Modern analytics and BI platforms
These vendors focus on data preparation as part of an end-to-end analytics workflow. Because data preparation is critical to modern analytics and BI, all vendors in the space are embedding data preparation capabilities, Zaidi says. Vendors in this category include Alteryx, Tableau, Cambridge Semantics, Infogix, Microsoft, MicroStrategy, Oracle, Qlik, SAP, SAS, TIBCO Software, and TMMData.
Data science and machine learning platforms: Gartner says these vendors provide data preparation capabilities as part of an end-to-end data science and ML process. Representative vendors include Alteryx, Cambridge Semantics, Dataiku, IBM, Infogix, Rapid Insight, SAP, and SAS.
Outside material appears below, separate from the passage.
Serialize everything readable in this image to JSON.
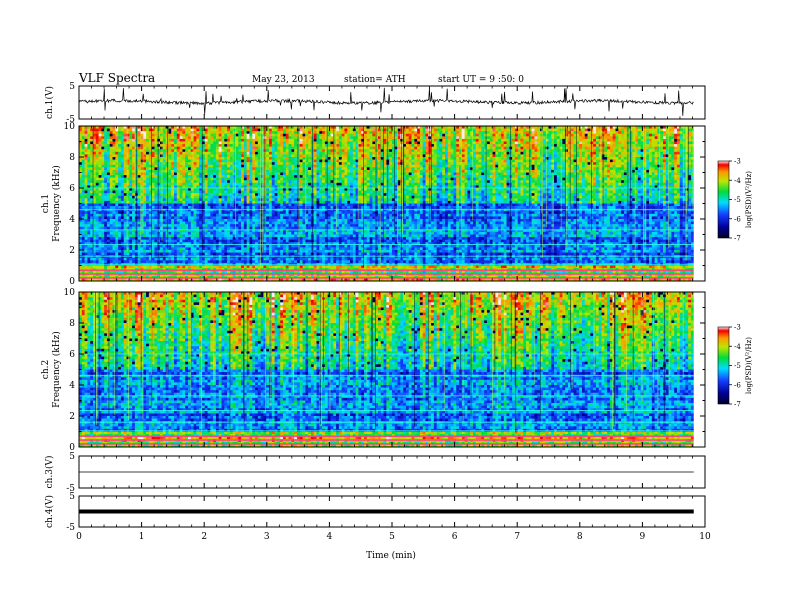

In addition to the above four broad categories, Gartner sees new categories emerging with data preparation capabilities, including the following platforms and representative vendors:
• Data management/data lake enablement platforms: Informatica, Talend, Unifi, and Zaloni
• Data engineering platforms: Infoworks
• Data quality tools: Experian
• Data integration specialists: Alooma, Nexla, StreamSets, and Striim
Six key data preparation tools
This standalone data preparation tool is also a part of the Alteryx Analytics and Data Science platform, meaning it is also embedded as a capability within a broader modern analytics and BI platform, and as a capability within a broader data science and machine learning platform.
Cambridge Semantics Anzo
Anzo is Cambridge Semantics’ end-to-end data discovery and integration platform, and so crosses all four of Gartner’s categories. Anzo applies a semantic, graph-based data fabric layer over existing data infrastructure to map enterprise data, expose connections between datasets, enable visual exploration and discovery, and blend multiple datasets.
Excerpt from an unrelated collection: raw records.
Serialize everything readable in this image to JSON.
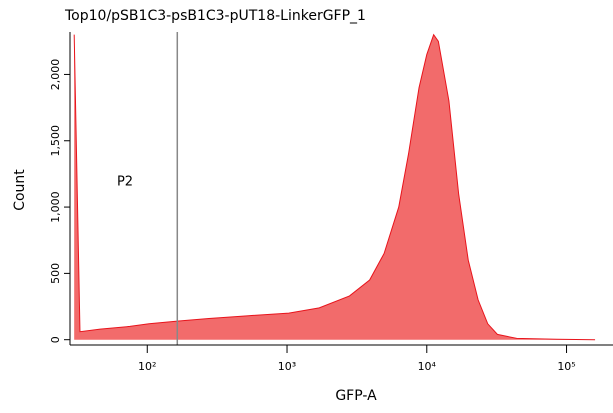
{
  "chart_data": {
    "type": "area",
    "title": "Top10/pSB1C3-psB1C3-pUT18-LinkerGFP_1",
    "x_label": "GFP-A",
    "y_label": "Count",
    "log_x": true,
    "color": "#f26b6b",
    "line_color": "#e8141c",
    "x": [
      30,
      33,
      46,
      75,
      103,
      164,
      276,
      515,
      1030,
      1700,
      2800,
      3900,
      4950,
      6300,
      7400,
      8800,
      10000,
      11200,
      12100,
      14400,
      16900,
      19800,
      23300,
      27300,
      32000,
      44000,
      85000,
      160000
    ],
    "values": [
      2300,
      60,
      80,
      100,
      120,
      140,
      160,
      180,
      200,
      240,
      330,
      450,
      650,
      1000,
      1400,
      1900,
      2150,
      2300,
      2250,
      1800,
      1100,
      600,
      300,
      120,
      40,
      10,
      3,
      0
    ],
    "xlim": [
      28,
      215000
    ],
    "ylim": [
      -40,
      2320
    ],
    "xticks": [
      {
        "value": 100,
        "label": "10²"
      },
      {
        "value": 1000,
        "label": "10³"
      },
      {
        "value": 10000,
        "label": "10⁴"
      },
      {
        "value": 100000,
        "label": "10⁵"
      }
    ],
    "yticks": [
      0,
      {
        "value": 500,
        "label": "500"
      },
      {
        "value": 1000,
        "label": "1,000"
      },
      {
        "value": 1500,
        "label": "1,500"
      },
      {
        "value": 2000,
        "label": "2,000"
      }
    ],
    "gate": {
      "label": "P2",
      "x": 164
    }
  }
}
Datameer Enterprise is a data preparation and data engineering platform squarely in Gartner’s standalone category. It focuses on bringing together raw, disparate data sources to create a single data store using a wizard-led integration process. Datameer offers a spreadsheet-like interface for point-and-click blending and visual exploration capabilities.
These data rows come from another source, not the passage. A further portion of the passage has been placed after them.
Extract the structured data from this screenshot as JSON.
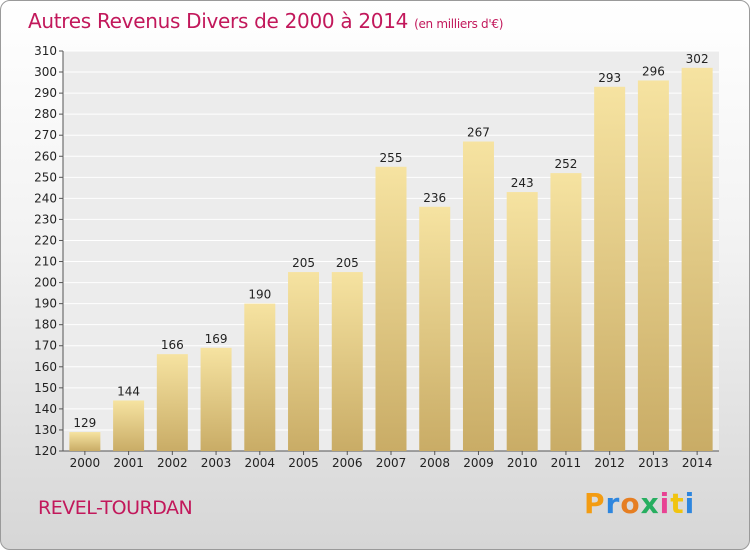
{
  "title": "Autres Revenus Divers de 2000 à 2014",
  "unit": "(en milliers d'€)",
  "location": "REVEL-TOURDAN",
  "logo": {
    "letters": [
      "P",
      "r",
      "o",
      "x",
      "i",
      "t",
      "i"
    ],
    "colors": [
      "#f39c12",
      "#2e86de",
      "#e67e22",
      "#27ae60",
      "#e84393",
      "#f1c40f",
      "#2e86de"
    ]
  },
  "colors": {
    "accent": "#c2185b",
    "bar_light": "#f6e3a1",
    "bar_dark": "#c9ac66"
  },
  "chart_data": {
    "type": "bar",
    "categories": [
      "2000",
      "2001",
      "2002",
      "2003",
      "2004",
      "2005",
      "2006",
      "2007",
      "2008",
      "2009",
      "2010",
      "2011",
      "2012",
      "2013",
      "2014"
    ],
    "values": [
      129,
      144,
      166,
      169,
      190,
      205,
      205,
      255,
      236,
      267,
      243,
      252,
      293,
      296,
      302
    ],
    "ylim": [
      120,
      310
    ],
    "yticks": [
      120,
      130,
      140,
      150,
      160,
      170,
      180,
      190,
      200,
      210,
      220,
      230,
      240,
      250,
      260,
      270,
      280,
      290,
      300,
      310
    ],
    "grid": true
  }
}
Infogix Data3Sixty Analyze
Infogix’s Data3Sixty Analyze is a web-based solution born from Infogix’s acquisition of Lavastorm. Like Datameer, it crosses all four of Gartner’s categories. Data3Sixty uses roles to define users. Designers can create and edit data flows, explorers can only execute data flows, while schedulers can create and modify schedules for automated processing.
Talend Data Preparation
Talend offers three data preparation tools: Talend Data Preparation (an open source desktop version), Talend Data Preparation Cloud (a commercial version offered as part of the Talend Cloud platform), and another version of Talend Data Preparation (a commercial version that is part of the on-premises Talend Data Fabric offering). Talend Data Preparation is a standalone tool, while Talend Cloud and Talend Data Fabric are examples of data preparation integrated as a capability within a broader data integration/data management tool. Talend uses machine learning algorithms for standardisation, cleansing, pattern recognition, and reconciliation.
Trifacta Wrangle is a standalone data preparation platform that comes in various editions for supporting cloud and on-premises computing environments. It offers embedded ML capabilities for recommending data with which to connect, inferring data structure and schema, recommending joins, defining user access, and automating visualisations for exploration/data quality.